Jakarta, CNN Indonesia -- Komisi Pemilihan Umum menyatakan alasan-alasan yang dikemukakan mayoritas fraksi di DPR RI untuk menggelar pemilihan kepala daerah oleh DPRD, berlebihan. Alasan yang sering disebut adalah pilkada langsung rawan penyimpangan oleh penyelenggara pemilu, boros anggaran, dan rawan konflik.
Ketua KPU Husni Kamil Manik mengatakan penyelenggara pemilu yang bermasalah persentasenya lebih kecil dibandingkan yang tidak bermasalah. Pelanggaran justru banyak dilakukan oleh pihak nonprofesional pada tingkat kecamatan, kelurahan, desa, sampai tempat pemungutan suara.
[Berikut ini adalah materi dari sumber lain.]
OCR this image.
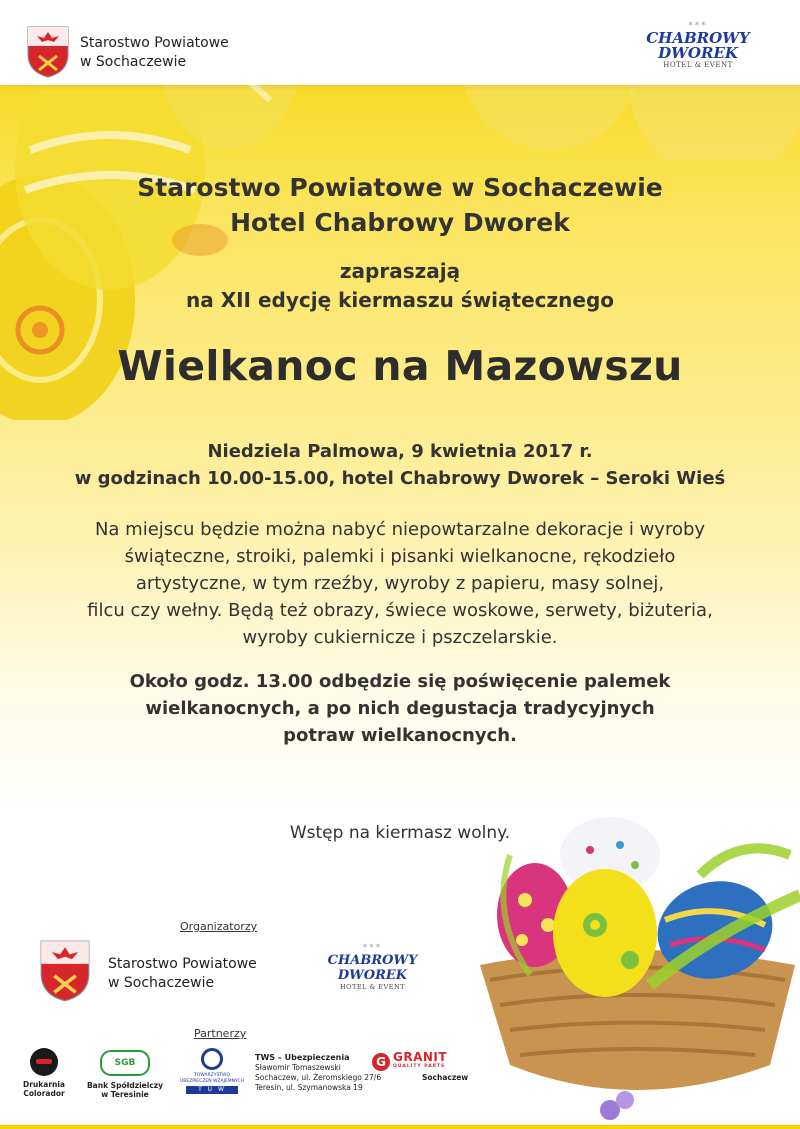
Starostwo Powiatowe
w Sochaczewie
***
CHABROWY DWOREK
HOTEL & EVENT
Starostwo Powiatowe w Sochaczewie
Hotel Chabrowy Dworek
zapraszają
na XII edycję kiermaszu świątecznego
Wielkanoc na Mazowszu
Niedziela Palmowa, 9 kwietnia 2017 r.
w godzinach 10.00-15.00, hotel Chabrowy Dworek – Seroki Wieś
Na miejscu będzie można nabyć niepowtarzalne dekoracje i wyroby
świąteczne, stroiki, palemki i pisanki wielkanocne, rękodzieło
artystyczne, w tym rzeźby, wyroby z papieru, masy solnej,
filcu czy wełny. Będą też obrazy, świece woskowe, serwety, biżuteria,
wyroby cukiernicze i pszczelarskie.
Około godz. 13.00 odbędzie się poświęcenie palemek
wielkanocnych, a po nich degustacja tradycyjnych
potraw wielkanocnych.
Wstęp na kiermasz wolny.
Organizatorzy
Starostwo Powiatowe
w Sochaczewie
***
CHABROWY DWOREK
HOTEL & EVENT
Partnerzy
Drukarnia
Colorador
SGB
Bank Spółdzielczy
w Teresinie
TOWARZYSTWO
UBEZPIECZEŃ WZAJEMNYCH
T U W
TWS – Ubezpieczenia
Sławomir Tomaszewski
Sochaczew, ul. Żeromskiego 27/6
Teresin, ul. Szymanowska 19
G GRANIT
QUALITY PARTS
Sochaczew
Secara kelembagaan, kata Husni, keputusan-keputusan KPU yang diuji di berbagai pengadilan seperti Mahkamah Konstitusi, Mahkamah Agung, dan Pengadilan Tata Usaha Negara, angkanya sangat kecil yang diminta pengadilan untuk ditindaklanjuti.
ADVERTISEMENT
SCROLL TO CONTINUE WITH CONTENT
“Mayoritas dari tuduhan ke lembaga dan perorangan yang diajukan, justru dimentahkan oleh pengadilan,” kata Husni dalam audiensi dengan koalisi lembaga swadaya masyarakat pemerhati pemilu di gedung KPU, Jakarta, Rabu (10/9).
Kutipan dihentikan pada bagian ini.